Ready to start your adventure abroad but still have trouble meeting the university entry requirements for a subject you’re passionate about? Don’t worry! We have the perfect solution that will get you on the right track! The right foundation degree, a pre-Bachelor’s or pre-Master’s may be the perfect solution you’re looking for.
University pathway programmes usually take 9 months to complete (6 months if opting for intensive track) and are designed to cover diverse learning needs of international students. If you’re not sure what a foundation degree is, read more here.
To attend a degree abroad, here are 3 problems that can be solved by enrolling in a pre-Bachelor’s/Master’s or a foundation degree:
1. Enrolling in a study programme from a different academic system
A lot of students realise that getting in a university may not be as simple as they had initially imagined. Sometimes, even if you have A-level grades in addition to school and work experience, the academic system of the country where you want to study may not match the one in your home country. The most common issues apply to:
- students coming from a non-EU/non-EEA country who want to study in Europe
- students coming from outside the USA or Canada who want to study in North America
- students coming from outside Australia who want to study at a university in this country
If you fall in one of these cases, your academic results might not be fully accepted by the university because your home academic system doesn’t match the one in your chosen study destination.
Universities abroad deal with these academic system differences by offering students one-year foundation courses, which align them to the local education system.
By choosing a pre-Bachelor’s or pre-Master’s course, the transition to a Bachelor’s or Master’s programme in the local academic system is a lot easier. This way you will also avoid the cultural gap and confusion caused by the different teaching methodology.
2. Enrolling when your English level doesn’t meet the standards
International universities require minimum English language scores to ensure that candidates will be able to participate in classes, understand the course content, and complete their assignments.

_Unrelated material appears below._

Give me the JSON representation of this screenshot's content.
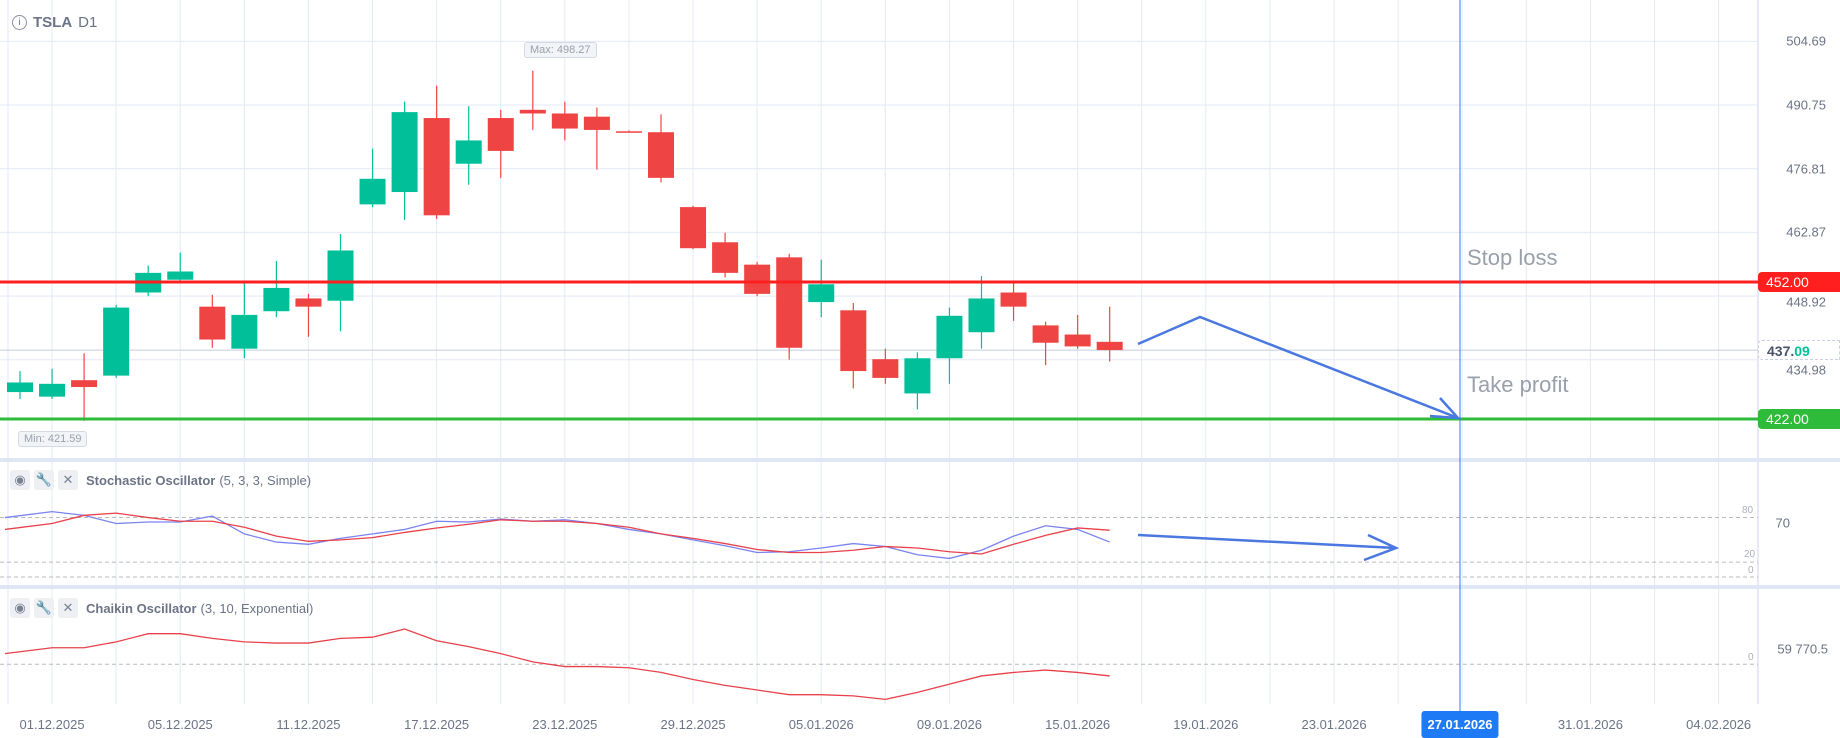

Language preparation is an important part of any foundation degree, and most universities pride themselves on the quality of their English courses. You can advance your language skills in addition to your academic skills, through conversation classes, projects with peer interaction, or social activities.
You can also look for English exam language preparation courses in an English language school abroad. You can find a lot of options in the UK, USA, Australia, and many other countries all around Europe. There’s plenty of IELTS, C1 Advanced, or TOEFL exam language training courses you can pick from.
3. Enrolling when your grades don’t meet the entry requirements
Many students worry that their grades are too low to get into a good Bachelor’s or Master’s degree abroad. A lot ask if there is any way they can improve their graduation scores, GPA score, etc.
Indeed, there are enough higher education institutions that require A-level grades, which aren’t met by all international students.
Universities can be flexible with their programme entry requirements if you can prove you have skills or experience that compensate for lower grades. A few ways of convincing the university that you have what it takes to attend a programme include:
- consider work experience in the field you plan to pursue, such as a six-month internship
- volunteering work is also a good plus, especially if done in your (academic) area
- a perfectly written motivation letter may prove your maturity level and commitment
- short-course certificates
However, another effective way of bridging the gap between course requirements and your current academic level is taking a university preparation programme. Universities offer foundation training that covers the basic academic knowledge, ensuring you have what you need to enrol in a degree from that university.
Some universities offer foundation studies integrated with undergraduate degrees at the same university (i.e. you study for 4 years, instead of 3). This way, you can start the Bachelor’s degree right after completing the introductory foundation year.
Make sure you choose a pre-university course matching the subject you wish to pursue for your higher degree studies. There’s a lot to pick from like pre-law degrees, pre-medicine courses, pre-MBAs, pre-registration nursing, as well as foundations in engineering, social science, or education.
Foundation degree completion rates are high, and teachers do everything they can to keep you on track.
Build a foundation for your future
Foundation courses and pre-Bachelors/pre-Masters don’t guarantee you’ll get accepted to a specific university — for example, Ivy League colleges and the best international universities have very high standards — but they do increase your chances. You should do your research and pick a study course that realistically fits your level, interests, and goals.
With a foundation degree, you get the same educational benefits as any regular degree student: advanced academic skills, better English speaking, access to an international student community, top libraries and IT facilities, and much more. Break academic borders with an international foundation year that will open the way to pursue your ambitious career goals!